4.7. Measurement of ATP Levels in the Heart
ATP levels in the heart tissue were measured using a fluorometric based assay kit (ab83355, Abcam Inc, Toronto, ON, Canada). Briefly, heart powders were homogenized in ice-cold assay buffer and centrifuged at 15,000× g for 2 min. The supernatant was used to quantitate ATP at 535 nm excitation and 587 nm emission with a Biotek plate reader (Winooski, VT, USA).

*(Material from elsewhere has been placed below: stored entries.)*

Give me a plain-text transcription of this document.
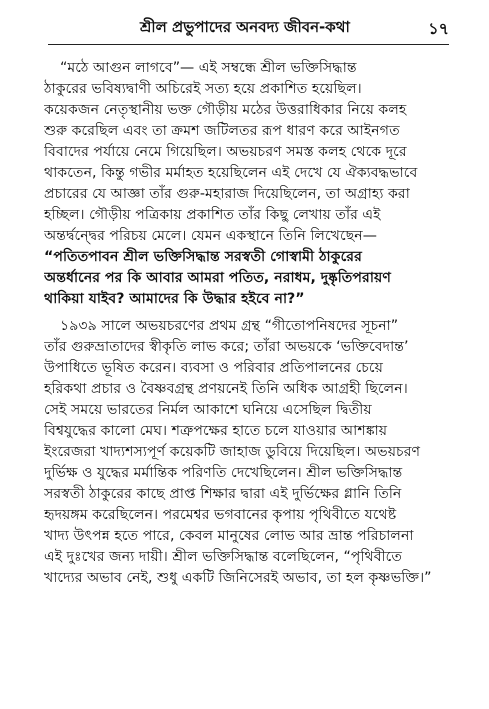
শ্রীল প্রভুপাদের অনবদ্য জীবন-কথা	১৭
“মঠে আগুন লাগবে”— এই সম্বন্ধে শ্রীল ভক্তিসিদ্ধান্ত
ঠাকুরের ভবিষ্যদ্বাণী অচিরেই সত্য হয়ে প্রকাশিত হয়েছিল।
কয়েকজন নেতৃস্থানীয় ভক্ত গৌড়ীয় মঠের উত্তরাধিকার নিয়ে কলহ
শুরু করেছিল এবং তা ক্রমশ জটিলতর রূপ ধারণ করে আইনগত
বিবাদের পর্যায়ে নেমে গিয়েছিল। অভয়চরণ সমস্ত কলহ থেকে দূরে
থাকতেন, কিন্তু গভীর মর্মাহত হয়েছিলেন এই দেখে যে ঐক্যবদ্ধভাবে
প্রচারের যে আজ্ঞা তাঁর গুরু-মহারাজ দিয়েছিলেন, তা অগ্রাহ্য করা
হচ্ছিল। গৌড়ীয় পত্রিকায় প্রকাশিত তাঁর কিছু লেখায় তাঁর এই
অন্তর্দ্বন্দ্বের পরিচয় মেলে। যেমন একস্থানে তিনি লিখেছেন—
“পতিতপাবন শ্রীল ভক্তিসিদ্ধান্ত সরস্বতী গোস্বামী ঠাকুরের
অন্তর্ধানের পর কি আবার আমরা পতিত, নরাধম, দুষ্কৃতিপরায়ণ
থাকিয়া যাইব? আমাদের কি উদ্ধার হইবে না?”
১৯৩৯ সালে অভয়চরণের প্রথম গ্রন্থ “গীতোপনিষদের সূচনা”
তাঁর গুরুভ্রাতাদের স্বীকৃতি লাভ করে; তাঁরা অভয়কে ‘ভক্তিবেদান্ত’
উপাধিতে ভূষিত করেন। ব্যবসা ও পরিবার প্রতিপালনের চেয়ে
হরিকথা প্রচার ও বৈষ্ণবগ্রন্থ প্রণয়নেই তিনি অধিক আগ্রহী ছিলেন।
সেই সময়ে ভারতের নির্মল আকাশে ঘনিয়ে এসেছিল দ্বিতীয়
বিশ্বযুদ্ধের কালো মেঘ। শত্রুপক্ষের হাতে চলে যাওয়ার আশঙ্কায়
ইংরেজরা খাদ্যশস্যপূর্ণ কয়েকটি জাহাজ ডুবিয়ে দিয়েছিল। অভয়চরণ
দুর্ভিক্ষ ও যুদ্ধের মর্মান্তিক পরিণতি দেখেছিলেন। শ্রীল ভক্তিসিদ্ধান্ত
সরস্বতী ঠাকুরের কাছে প্রাপ্ত শিক্ষার দ্বারা এই দুর্ভিক্ষের গ্লানি তিনি
হৃদয়ঙ্গম করেছিলেন। পরমেশ্বর ভগবানের কৃপায় পৃথিবীতে যথেষ্ট
খাদ্য উৎপন্ন হতে পারে, কেবল মানুষের লোভ আর ভ্রান্ত পরিচালনা
এই দুঃখের জন্য দায়ী। শ্রীল ভক্তিসিদ্ধান্ত বলেছিলেন, “পৃথিবীতে
খাদ্যের অভাব নেই, শুধু একটি জিনিসেরই অভাব, তা হল কৃষ্ণভক্তি।”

4.8. Measurement of NAD+/NADH Content in the Heart
NAD+ and NADH contents were measured in whole heart homogenates using a colorimetric NAD/NADHAssay Kit according to the manufacturer’s protocol (ab65348, Abcam, Burlingame, CA, USA). Samples were split into 2 fractions to separately measure total amount of nicotinamide adenine dinucleotides (NAD+ +NADH = NADtotal) in one fraction and NADH in the other fraction after decomposition of NAD+ by heating the samples at 60 °C for 30 min. Levels of NAD+ were estimated by subtracting NADH from NADtotal. Absorbance was measured at 450 nm using microplate reader.
4.9. Statistics
Values are expressed as mean ± standard error of mean (SEM). Statistical significance was determined by one-way ANOVA with a Tukey post hoc test to assess differences between groups; p < 0.05 was considered statistically significant.